O zagueiro brasileiro do Montpellier, Hilton Vitorino, já entrou na história do futebol francês ao bater no mês de fevereiro o recorde de longevidade ao superar o jogador Benjamin Nivet.

Em uma idade em que vários jogadores já abandonaram as chuteiras há muito tempo, se afastaram dos gramados e vivem de outras atividades, o brasiliense Hilton continua a impressionar seus companheiros de equipe, dirigentes e a torcida.

Hilton, chegou à França em fevereiro de 2004, transferido do time suíço Servette para o Bastia. Foi o início de uma longa paixão pelo país.

Nesses 15 anos, o zagueiro, ex-jogador do Paraná Futebol Clube, passou por quatro equipes. Foram apenas três títulos, dois de campeão francês, com o Montpellier em 2012 e o Olympique de Marselha em 2010, e um terceiro no mesmo ano com a conquista do Troféu dos Campeões.  
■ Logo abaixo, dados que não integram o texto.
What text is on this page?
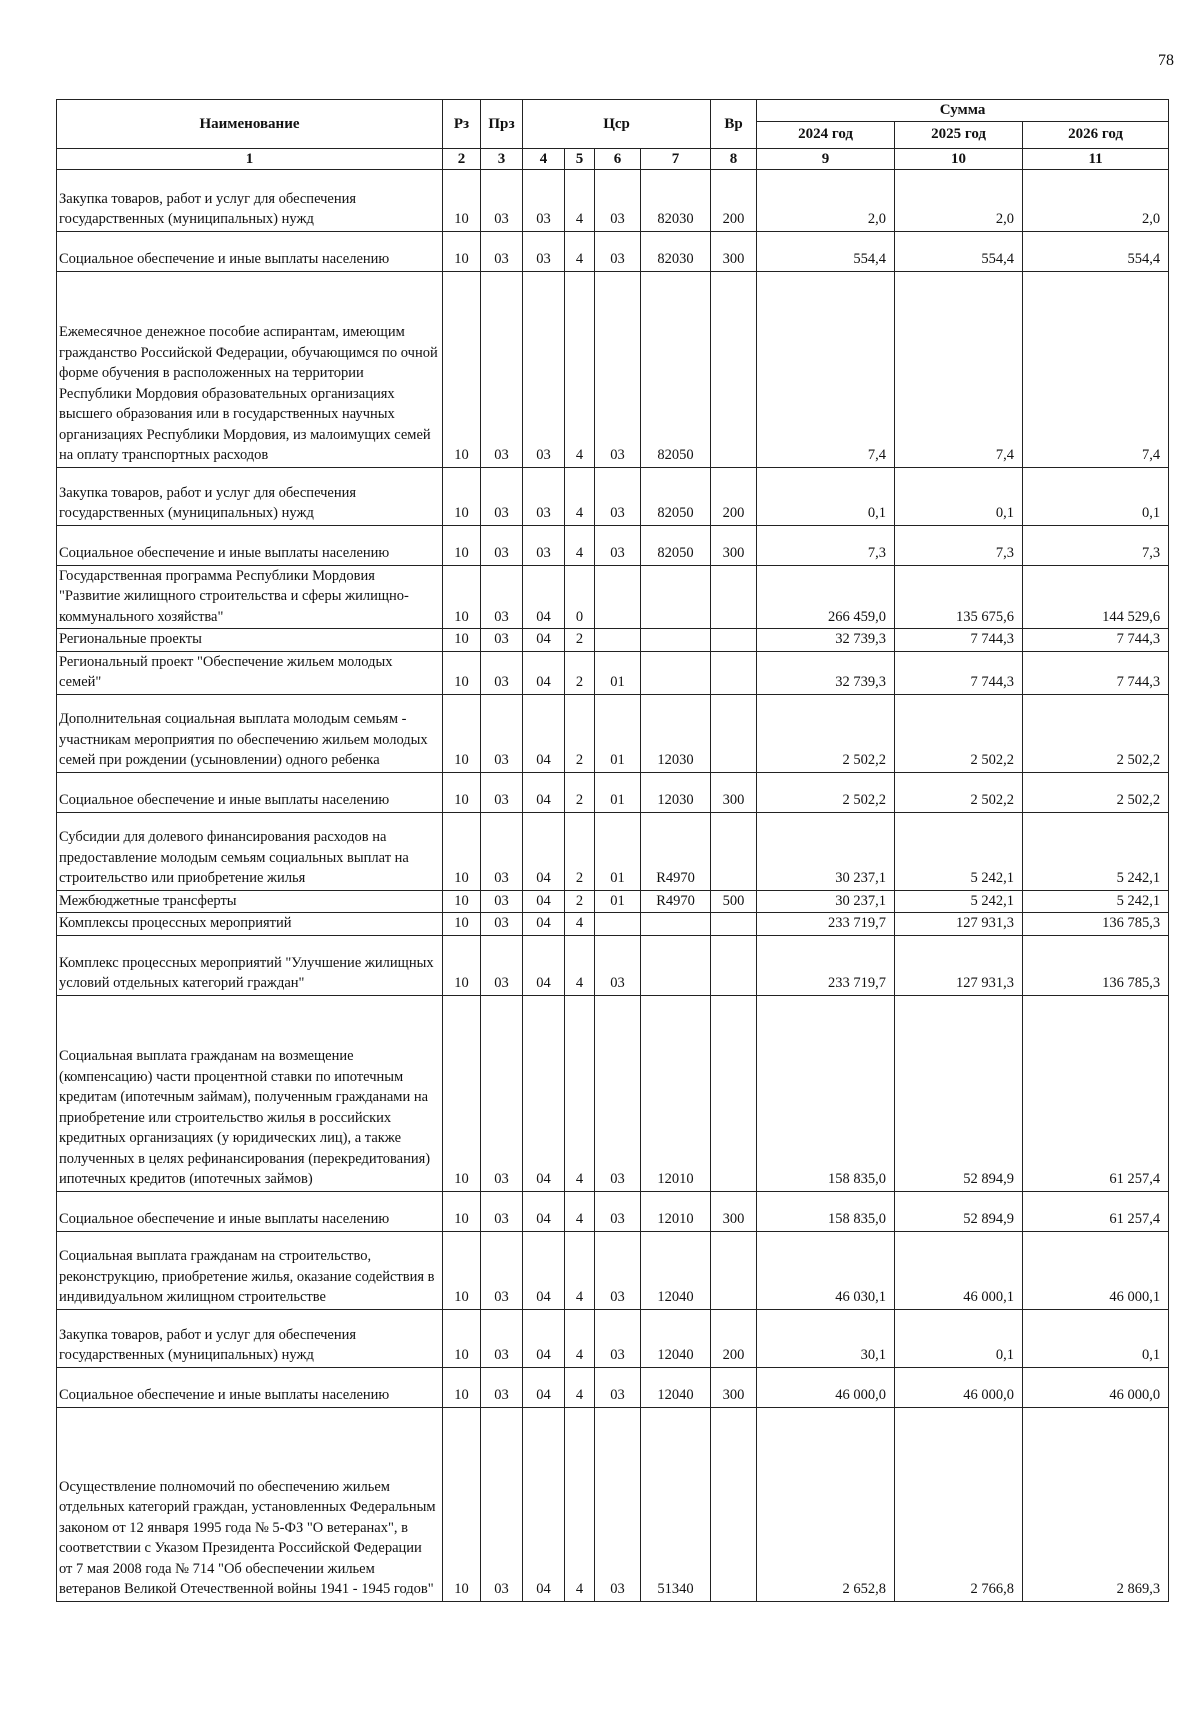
78
Наименование	Рз	Прз	Цср				Вр	Сумма		
								2024 год	2025 год	2026 год
1	2	3	4	5	6	7	8	9	10	11
Закупка товаров, работ и услуг для обеспечения государственных (муниципальных) нужд	10	03	03	4	03	82030	200	2,0	2,0	2,0
Социальное обеспечение и иные выплаты населению	10	03	03	4	03	82030	300	554,4	554,4	554,4
Ежемесячное денежное пособие аспирантам, имеющим гражданство Российской Федерации, обучающимся по очной форме обучения в расположенных на территории Республики Мордовия образовательных организациях высшего образования или в государственных научных организациях Республики Мордовия, из малоимущих семей на оплату транспортных расходов	10	03	03	4	03	82050		7,4	7,4	7,4
Закупка товаров, работ и услуг для обеспечения государственных (муниципальных) нужд	10	03	03	4	03	82050	200	0,1	0,1	0,1
Социальное обеспечение и иные выплаты населению	10	03	03	4	03	82050	300	7,3	7,3	7,3
Государственная программа Республики Мордовия "Развитие жилищного строительства и сферы жилищно-коммунального хозяйства"	10	03	04	0				266 459,0	135 675,6	144 529,6
Региональные проекты	10	03	04	2				32 739,3	7 744,3	7 744,3
Региональный проект "Обеспечение жильем молодых семей"	10	03	04	2	01			32 739,3	7 744,3	7 744,3
Дополнительная социальная выплата молодым семьям - участникам мероприятия по обеспечению жильем молодых семей при рождении (усыновлении) одного ребенка	10	03	04	2	01	12030		2 502,2	2 502,2	2 502,2
Социальное обеспечение и иные выплаты населению	10	03	04	2	01	12030	300	2 502,2	2 502,2	2 502,2
Субсидии для долевого финансирования расходов на предоставление молодым семьям социальных выплат на строительство или приобретение жилья	10	03	04	2	01	R4970		30 237,1	5 242,1	5 242,1
Межбюджетные трансферты	10	03	04	2	01	R4970	500	30 237,1	5 242,1	5 242,1
Комплексы процессных мероприятий	10	03	04	4				233 719,7	127 931,3	136 785,3
Комплекс процессных мероприятий "Улучшение жилищных условий отдельных категорий граждан"	10	03	04	4	03			233 719,7	127 931,3	136 785,3
Социальная выплата гражданам на возмещение (компенсацию) части процентной ставки по ипотечным кредитам (ипотечным займам), полученным гражданами на приобретение или строительство жилья в российских кредитных организациях (у юридических лиц), а также полученных в целях рефинансирования (перекредитования) ипотечных кредитов (ипотечных займов)	10	03	04	4	03	12010		158 835,0	52 894,9	61 257,4
Социальное обеспечение и иные выплаты населению	10	03	04	4	03	12010	300	158 835,0	52 894,9	61 257,4
Социальная выплата гражданам на строительство, реконструкцию, приобретение жилья, оказание содействия в индивидуальном жилищном строительстве	10	03	04	4	03	12040		46 030,1	46 000,1	46 000,1
Закупка товаров, работ и услуг для обеспечения государственных (муниципальных) нужд	10	03	04	4	03	12040	200	30,1	0,1	0,1
Социальное обеспечение и иные выплаты населению	10	03	04	4	03	12040	300	46 000,0	46 000,0	46 000,0
Осуществление полномочий по обеспечению жильем отдельных категорий граждан, установленных Федеральным законом от 12 января 1995 года № 5-ФЗ "О ветеранах", в соответствии с Указом Президента Российской Федерации от 7 мая 2008 года № 714 "Об обеспечении жильем ветеранов Великой Отечественной войны 1941 - 1945 годов"	10	03	04	4	03	51340		2 652,8	2 766,8	2 869,3
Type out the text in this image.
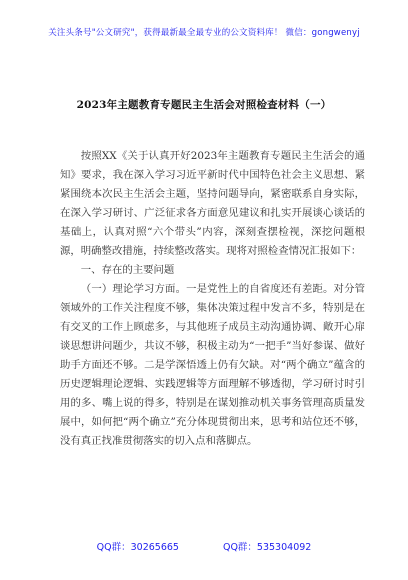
关注头条号"公文研究"，获得最新最全最专业的公文资料库！ 微信：gongwenyj
2023年主题教育专题民主生活会对照检查材料（一）

按照XX《关于认真开好2023年主题教育专题民主生活会的通知》要求，我在深入学习习近平新时代中国特色社会主义思想、紧紧围绕本次民主生活会主题，坚持问题导向，紧密联系自身实际，在深入学习研讨、广泛征求各方面意见建议和扎实开展谈心谈话的基础上，认真对照“六个带头”内容，深刻查摆检视，深挖问题根源，明确整改措施，持续整改落实。现将对照检查情况汇报如下：

一、存在的主要问题

（一）理论学习方面。一是党性上的自省度还有差距。对分管领域外的工作关注程度不够，集体决策过程中发言不多，特别是在有交叉的工作上顾虑多，与其他班子成员主动沟通协调、敞开心扉谈思想讲问题少，共议不够，积极主动为“一把手”当好参谋、做好助手方面还不够。二是学深悟透上仍有欠缺。对“两个确立”蕴含的历史逻辑理论逻辑、实践逻辑等方面理解不够透彻，学习研讨时引用的多、嘴上说的得多，特别是在谋划推动机关事务管理高质量发展中，如何把“两个确立”充分体现贯彻出来，思考和站位还不够，没有真正找准贯彻落实的切入点和落脚点。

QQ群：30265665	QQ群：535304092
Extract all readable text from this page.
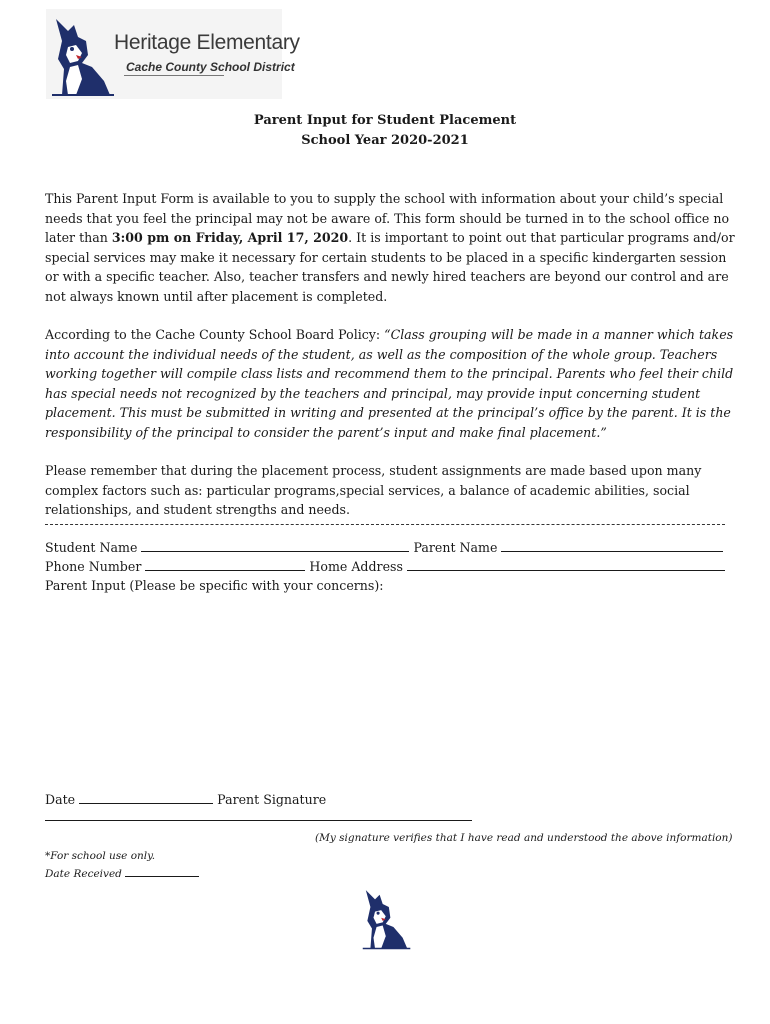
Heritage Elementary
Cache County School District
Parent Input for Student Placement
School Year 2020-2021

This Parent Input Form is available to you to supply the school with information about your child’s special needs that you feel the principal may not be aware of. This form should be turned in to the school office no later than 3:00 pm on Friday, April 17, 2020. It is important to point out that particular programs and/or special services may make it necessary for certain students to be placed in a specific kindergarten session or with a specific teacher. Also, teacher transfers and newly hired teachers are beyond our control and are not always known until after placement is completed.

According to the Cache County School Board Policy: “Class grouping will be made in a manner which takes into account the individual needs of the student, as well as the composition of the whole group. Teachers working together will compile class lists and recommend them to the principal. Parents who feel their child has special needs not recognized by the teachers and principal, may provide input concerning student placement. This must be submitted in writing and presented at the principal’s office by the parent. It is the responsibility of the principal to consider the parent’s input and make final placement.”

Please remember that during the placement process, student assignments are made based upon many complex factors such as: particular programs,special services, a balance of academic abilities, social relationships, and student strengths and needs.

Student Name	Parent Name
Phone Number	Home Address
Parent Input (Please be specific with your concerns):
Date	Parent Signature
(My signature verifies that I have read and understood the above information)
*For school use only.
Date Received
Mas foi no Montepellier que ele se firmou. Já é a oitava temporada defendendo as cores do time do sul da França. E ele exerce seu papel de veterano e capitão do clube fora e dentro do campo.

A RFI conversou com Hilton na saída do Parque dos Príncipes, após a humilhante derrota de 5 a 1 para o PSG, resultado que o zagueiro considerou injusto. No entanto, ele se rende a uma evidência: “Contra o Paris Saint-Germain, se você não faz, acaba tomando”.

Em campo, ele teve que afrontar a sensação do futebol francês, o atacante Mbappé, 21 anos mais novo. Mas a rapidez não é problema para o veterano.

Sempre em grande forma e admirado pelos adversários e companheiros, Hilton Vitorino explica o que o faz ter uma carreira tão longa, fato raro no futebol moderno. “Primeiramente Deus, que me dá muita saúde, e a paixão de jogar, que me renova a cada ano.”

Ele não se diz preocupado em bater recordes, mas está sempre se cuidando. “Chegar nessa idade jogando em alto nível não é fácil, mas é gratificante. Estou me sentindo bem. Independentemente das dificuldades que todo munda acha que eu tenho aos 41 anos, estou me sentindo bem fisicamente”, afirma.

Ambição de continuar

O futuro não chega a preocupá-lo. Nos últimos tempos, Hilton Vitorino renovou seu contrato a cada final de temporada, depois de discussões com o clube. Ele não descarta estar em campo por mais um ano. Tudo vai depender de sua forma física e da eventual proposta e interesse do Montpellier em apostar no seu futebol veterano.

“Estou me sentindo bem, mas não depende só de mim. Não sei se o clube vai querer dar oportunidade de continuar. Minha preocupação é terminar bem e se tiver outra oportunidade, por que não?”, indaga.

O zagueiro Hilton Vitorino, do Montpellier, na saída do estádio Parc des Princes, em Paris, em 22/04/2017. Foto: RFI Brasil/ Elcio Ramalho

Atualmente a ambição do Montpellier é ficar entre os cinco primeiros da tabela para disputar a Liga Europa da próxima temporada. “É nossa meta”, admite o zagueiro, que já fez 20 gols nos gramados da França, país que pretende adotar definitivamente com um pedido de naturalização. “Estou pedindo pelo tempo [de vida no país] e para os meus filhos, porque eles passaram a maior parte da vida aqui e é importante para o futuro deles”, avalia.